The supporting characters were memorable to a point. Boris perhaps the best of them, although he was so irritatingly vague in his conversations with Theo that at times I just wanted to grab him by his fictional shoulders and yell,”Just tell it to me straight, in plain English!” Hobie was sympathetic and unique, and I’d hoped he would have pulled Theo completely out of the morass of his life by book’s end. The other characters were distinctive and memorable enough throughout the book, although none approached the status of classic supporting character. Overall positive.
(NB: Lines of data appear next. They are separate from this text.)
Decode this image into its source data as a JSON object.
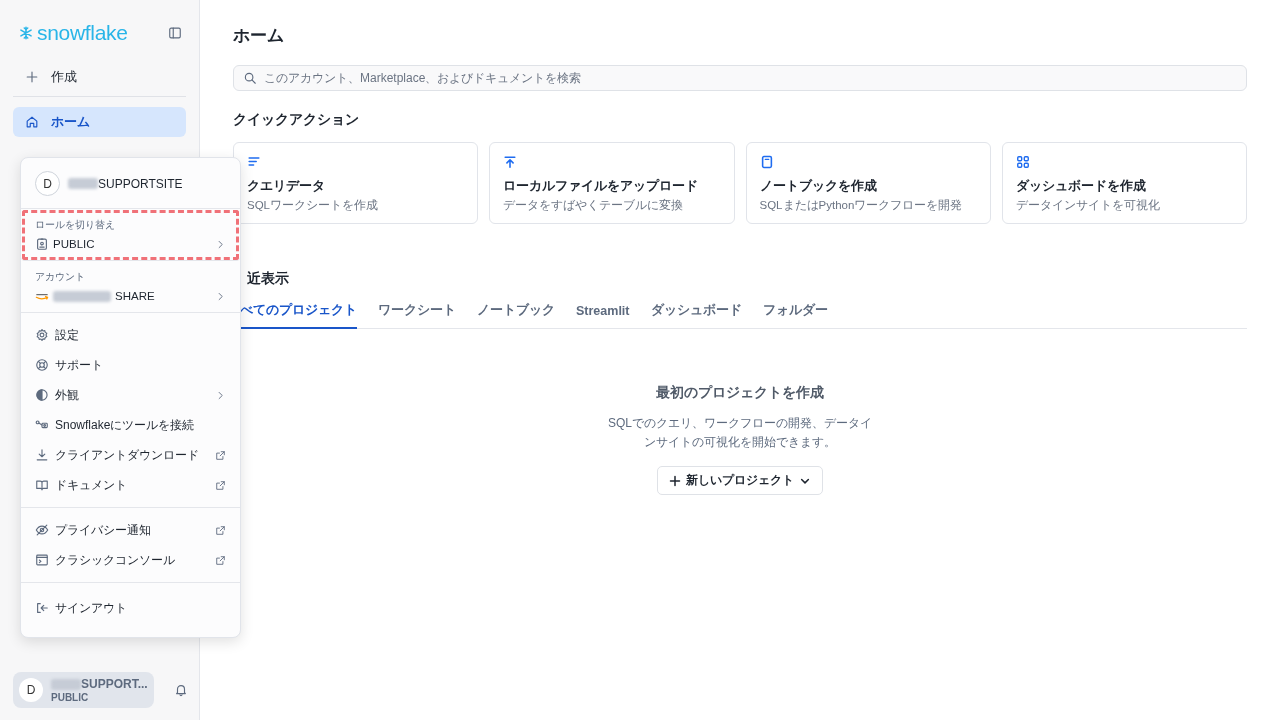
{
  "sidebar": {
    "logo": "snowflake",
    "create": "作成",
    "items": [
      {
        "label": "ホーム",
        "selected": true
      }
    ],
    "user": {
      "avatar": "D",
      "name": "SUPPORT...",
      "role": "PUBLIC"
    }
  },
  "main": {
    "title": "ホーム",
    "search": {
      "placeholder": "このアカウント、Marketplace、およびドキュメントを検索"
    },
    "quick_actions": {
      "title": "クイックアクション",
      "cards": [
        {
          "title": "クエリデータ",
          "subtitle": "SQLワークシートを作成"
        },
        {
          "title": "ローカルファイルをアップロード",
          "subtitle": "データをすばやくテーブルに変換"
        },
        {
          "title": "ノートブックを作成",
          "subtitle": "SQLまたはPythonワークフローを開発"
        },
        {
          "title": "ダッシュボードを作成",
          "subtitle": "データインサイトを可視化"
        }
      ]
    },
    "recent": {
      "title": "近表示",
      "tabs": [
        {
          "label": "べてのプロジェクト",
          "selected": true
        },
        {
          "label": "ワークシート",
          "selected": false
        },
        {
          "label": "ノートブック",
          "selected": false
        },
        {
          "label": "Streamlit",
          "selected": false
        },
        {
          "label": "ダッシュボード",
          "selected": false
        },
        {
          "label": "フォルダー",
          "selected": false
        }
      ],
      "empty": {
        "title": "最初のプロジェクトを作成",
        "text": "SQLでのクエリ、ワークフローの開発、データインサイトの可視化を開始できます。",
        "button": "新しいプロジェクト"
      }
    }
  },
  "user_menu": {
    "avatar": "D",
    "user": "SUPPORTSITE",
    "role": {
      "label": "ロールを切り替え",
      "value": "PUBLIC",
      "highlighted": true
    },
    "account": {
      "label": "アカウント",
      "value": "SHARE"
    },
    "groups": [
      [
        {
          "label": "設定",
          "kind": "plain"
        },
        {
          "label": "サポート",
          "kind": "plain"
        },
        {
          "label": "外観",
          "kind": "submenu"
        },
        {
          "label": "Snowflakeにツールを接続",
          "kind": "plain"
        },
        {
          "label": "クライアントダウンロード",
          "kind": "external"
        },
        {
          "label": "ドキュメント",
          "kind": "external"
        }
      ],
      [
        {
          "label": "プライバシー通知",
          "kind": "external"
        },
        {
          "label": "クラシックコンソール",
          "kind": "external"
        }
      ],
      [
        {
          "label": "サインアウト",
          "kind": "plain"
        }
      ]
    ]
  }
}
I struggled most with the plot, because I read and write mostly genre fiction–suspense/thriller/mystery–where plot is either the most or second most important ingredient next to characters. The plot of The Goldfinch starts off well and plausible; young Theo witnesses his mother die in a museum explosion and “inadvertently steals” (not sure how to best describe how he came to possess the painting). His life is thrown into chaos and it seems at first that the painting is something of an anchor that will steady him in the midst of the chaos. It turns out the painting is an anchor that drags him down to the depths of a suicidal drug addict and common criminal. If he had risen above the curse of the stolen painting, I would have bought into that plot twist and the ultimate story of Theo’s triumph over the loss of his mother and destruction of his happy childhood. Strike Two.
Ms. Tartt’s writing is excellent in many places. There are dozens of sections that are beautifully written, highly evocative, capturing people, places, and settings very well. Definite positive.
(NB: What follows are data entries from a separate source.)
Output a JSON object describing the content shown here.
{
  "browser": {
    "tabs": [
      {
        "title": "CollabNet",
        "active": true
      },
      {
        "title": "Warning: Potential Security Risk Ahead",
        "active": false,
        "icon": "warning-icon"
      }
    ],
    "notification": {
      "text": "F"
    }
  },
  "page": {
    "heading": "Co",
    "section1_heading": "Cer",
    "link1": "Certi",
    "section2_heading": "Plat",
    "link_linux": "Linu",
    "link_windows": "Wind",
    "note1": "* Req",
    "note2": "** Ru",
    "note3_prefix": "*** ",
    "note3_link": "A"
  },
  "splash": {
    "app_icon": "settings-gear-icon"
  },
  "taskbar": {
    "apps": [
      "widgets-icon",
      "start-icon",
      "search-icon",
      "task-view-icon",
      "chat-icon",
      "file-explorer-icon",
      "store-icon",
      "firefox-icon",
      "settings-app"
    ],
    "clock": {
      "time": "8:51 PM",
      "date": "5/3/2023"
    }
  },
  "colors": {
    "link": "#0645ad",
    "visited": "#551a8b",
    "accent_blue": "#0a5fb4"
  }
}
But she tends toward over-describing mundane details and wasting the readers’ time on dialogue not pertinent to the story or development of the characters. The Kindle version I read was 756 pages and I know the story would have moved at a better pace and held my interest more –with no loss of literary impact–if it had been trimmed by a third. Strike three.
I haven’t read most of the Pulitzer Prize-winning novels, but of those I have read, several jump out as stories I have remembered for decades and will certainly remember for the rest of my life. Titles I’ve read that I believe are worthy of their Pulitzers include: Gone With the Wind, The Grapes of Wrath, The Old Man and the Sea, To Kill a Mockingbird, The Color Purple, Lonesome Dove, and The Road.
I was tempted to abandon reading The Goldfinch about halfway through, but being a true Neo-Renaissance Man, I figured a Pulitzer Prize winner should be read completely in the name of expanding my reading horizons and learning something about the world and/or myself in the process.
Have you read The Goldfinch? What did you think? Does it deserve its Pulitzer Prize?